Tenía que matar el tiempo de alguna manera, la luz entraba por todas partes y así no soy capaz de dormir. Me puse a esculcar, ojalá no lo hubiera hecho. Ojalá me hubiera visto meter mis manos entre sus cosas. La noche anterior me prestó una biografía de Barba Jacob. Ojalá me hubiera acordado de que la guardé en mi bolso y me hubiera puesto a leerla.

Ahora, despierto totalmente pero aún sin levantarse, me pregunta qué quiero desayunar. A eso de las dos de la mañana me preparó huevos fritos y pan tostado con queso, yo le ayudé a preparar y a batir el chocolate. Estuvo disculpándose por no ser tan habilidoso en la cocina como Manuel, de quien tantas veces hemos hablado.

Fui esa noche a su casa para recibir una asesoría. Mi otra colega nunca respondió mis llamadas y por eso llegué sola hasta la estación Avenida Chile en la que me recogió. Estaba muy bien vestido y discretamente perfumado. Le conté, mientras se comía un sándwich de pavo en una pequeña repostería, que estoy dedicada a visitar archivos parroquiales y armar genealogías. Para comenzar, busqué información sobre mi familia y me enteré de que algunos tuvieron un pasado muy oscuro.

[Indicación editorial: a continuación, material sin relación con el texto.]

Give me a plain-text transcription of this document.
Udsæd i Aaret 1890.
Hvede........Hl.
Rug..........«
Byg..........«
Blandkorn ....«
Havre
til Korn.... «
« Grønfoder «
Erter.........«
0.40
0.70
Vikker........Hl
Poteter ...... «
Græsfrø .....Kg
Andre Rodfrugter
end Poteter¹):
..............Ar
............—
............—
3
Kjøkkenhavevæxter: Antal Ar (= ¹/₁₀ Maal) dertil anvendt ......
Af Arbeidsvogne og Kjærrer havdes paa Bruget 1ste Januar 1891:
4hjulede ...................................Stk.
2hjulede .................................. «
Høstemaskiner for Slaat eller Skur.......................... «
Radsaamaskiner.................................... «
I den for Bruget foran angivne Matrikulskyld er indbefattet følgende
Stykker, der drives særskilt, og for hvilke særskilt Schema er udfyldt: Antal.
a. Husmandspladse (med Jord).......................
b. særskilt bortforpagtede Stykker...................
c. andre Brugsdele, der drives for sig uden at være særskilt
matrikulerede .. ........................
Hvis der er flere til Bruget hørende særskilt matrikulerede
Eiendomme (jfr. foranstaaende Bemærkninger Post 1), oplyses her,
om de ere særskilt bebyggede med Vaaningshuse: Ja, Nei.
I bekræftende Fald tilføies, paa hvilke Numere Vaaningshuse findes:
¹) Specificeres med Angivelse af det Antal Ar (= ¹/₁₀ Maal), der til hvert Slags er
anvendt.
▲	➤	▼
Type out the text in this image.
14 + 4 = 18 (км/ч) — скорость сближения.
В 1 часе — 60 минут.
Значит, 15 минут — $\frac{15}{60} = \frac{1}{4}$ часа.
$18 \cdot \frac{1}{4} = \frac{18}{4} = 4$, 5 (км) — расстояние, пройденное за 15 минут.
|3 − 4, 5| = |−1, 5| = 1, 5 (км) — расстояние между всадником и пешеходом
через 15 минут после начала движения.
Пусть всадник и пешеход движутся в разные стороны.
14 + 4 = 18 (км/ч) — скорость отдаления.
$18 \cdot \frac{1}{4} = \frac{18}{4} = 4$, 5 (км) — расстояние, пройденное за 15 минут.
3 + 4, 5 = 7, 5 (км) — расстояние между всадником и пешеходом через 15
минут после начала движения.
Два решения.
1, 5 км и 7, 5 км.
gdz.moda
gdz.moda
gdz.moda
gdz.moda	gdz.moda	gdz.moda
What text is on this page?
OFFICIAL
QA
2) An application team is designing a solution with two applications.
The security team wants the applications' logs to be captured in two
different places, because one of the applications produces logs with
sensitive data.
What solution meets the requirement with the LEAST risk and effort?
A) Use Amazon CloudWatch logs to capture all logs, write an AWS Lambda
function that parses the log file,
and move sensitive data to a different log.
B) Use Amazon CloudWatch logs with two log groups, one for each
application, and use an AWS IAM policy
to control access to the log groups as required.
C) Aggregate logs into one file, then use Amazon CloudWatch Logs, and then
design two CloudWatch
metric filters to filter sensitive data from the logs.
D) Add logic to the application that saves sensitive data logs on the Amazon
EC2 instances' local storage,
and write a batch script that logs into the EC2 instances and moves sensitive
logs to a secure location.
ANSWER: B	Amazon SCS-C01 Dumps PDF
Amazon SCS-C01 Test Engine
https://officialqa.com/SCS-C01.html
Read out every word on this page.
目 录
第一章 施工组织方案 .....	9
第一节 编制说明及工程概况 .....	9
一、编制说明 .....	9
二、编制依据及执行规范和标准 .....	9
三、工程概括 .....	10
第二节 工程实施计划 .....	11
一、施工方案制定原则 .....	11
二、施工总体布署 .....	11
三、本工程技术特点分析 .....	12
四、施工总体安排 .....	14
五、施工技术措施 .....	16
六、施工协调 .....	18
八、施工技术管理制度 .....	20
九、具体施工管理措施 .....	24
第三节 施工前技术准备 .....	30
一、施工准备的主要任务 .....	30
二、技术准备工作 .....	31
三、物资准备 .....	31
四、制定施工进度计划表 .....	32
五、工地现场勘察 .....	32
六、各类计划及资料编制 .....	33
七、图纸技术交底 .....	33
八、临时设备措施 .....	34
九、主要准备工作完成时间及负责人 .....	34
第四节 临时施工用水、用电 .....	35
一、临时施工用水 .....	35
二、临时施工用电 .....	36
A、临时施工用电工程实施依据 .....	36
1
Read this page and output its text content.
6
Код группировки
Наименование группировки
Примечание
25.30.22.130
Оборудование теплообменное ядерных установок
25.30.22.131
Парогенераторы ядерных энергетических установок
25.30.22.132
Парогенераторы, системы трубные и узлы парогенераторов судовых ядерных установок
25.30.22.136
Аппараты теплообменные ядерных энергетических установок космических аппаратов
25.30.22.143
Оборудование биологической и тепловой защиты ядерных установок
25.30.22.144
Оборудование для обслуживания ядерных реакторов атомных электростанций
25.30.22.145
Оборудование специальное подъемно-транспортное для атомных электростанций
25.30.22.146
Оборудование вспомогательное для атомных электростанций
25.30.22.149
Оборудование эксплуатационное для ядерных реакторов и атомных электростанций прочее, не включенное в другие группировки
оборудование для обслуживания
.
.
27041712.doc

Luego, en su apartamento, el tema derivó en cualquier cantidad de tonterías y en mostrarme libros y biografías. Hacia las nueve de la noche comenzó a darme consejos sobre finanzas, plagados de ejemplos y anécdotas de sus clases y su amplia experiencia como consultor. El tiempo pasó volando y con mi cuaderno de notas lleno de dibujitos, garabatos y una que otra fórmula, llegó la hora de marcharme, pero ya no había transporte público hacia ninguna parte y tuve miedo de tomar un taxi. Fue así como, con una voz baja, insegura y poco convincente, me ofreció algo de tomar mientras me decía que me quedara. En el fondo, eso era lo que yo quería, pero al mismo tiempo, pienso que él se dio cuenta de lo planeado que tenía el asunto y lo conveniente que resultó la ausencia de Mariana y el campeonato en el que su amigo estaba participando fuera del país.

El apartamento lucía como si casi nadie lo visitara, pedía a gritos algo de limpieza y organización, aspecto que me advirtió cuando hablamos por teléfono el día anterior. Sin vacilar me dijo que era más práctico vernos en su casa. La idea de estar allí fue suya.

Al otro día, mientras se disponía a buscar en la cocina los ingredientes para el desayuno, me puso en una gran pantalla plana el documental que quería ver en Netflix. Eso capturó mi atención, casi ni parpadeaba. Cuando se sentó a mi lado con el cereal y el kumis sobre una mesa improvisada, sonó el celular y de inmediato se encerró en su habitación, la misma en la que yo había dormido.

No había pasado más de media hora de iniciar el documental sobre una artista británica, depresiva y alcohólica que tanto escuchaba en la radio, cuando me levanté para lavar los platos. Me volví a sentar para continuar viendo cómo la vida de Amy fue expuesta hasta el cansancio, por lo menos una hora más hasta que me llamó mi hermano recordándome que teníamos un almuerzo pendiente. El fin de la corta y dolorosa vida de mi cantante favorita ya me lo sabía de memoria, así que tuve que parar, reaccionar, entender que mi presencia era accidental, que sus atenciones e intenciones fueron fraternas y benévolas, que en ese momento le estaba quitando parte de su privacidad e invadiendo su rutina; que la videoconferencia con el hombre que llamó era inaplazable e importantísima y que las razones para extender el tiempo de mi visita eran mínimas.

Me abrió la puerta de su cuarto en cuanto la toqué, le pidió a su interlocutor que le concediera unos minutos y bajó conmigo los cinco pisos casi sin respirar porque yo iba apurada. Llegamos a las dos puertas de la entrada y comenzó a buscar las llaves sin las cuales no podría haber salido por mi cuenta.

Antes de la despedida, pero después del cordial beso y abrazo acompañado de mil gracias, me dijo, cuando ya tenía mi cuerpo en la acera:

– Cuéntale a Jeisson que amaneciste aquí –

– ¡¿Qué?, ¿Para qué?! –  le respondí mientras se inclinaba hacia mí.

– Contale para que lo enojés

– No – le dije – No creo que le interese saberlo.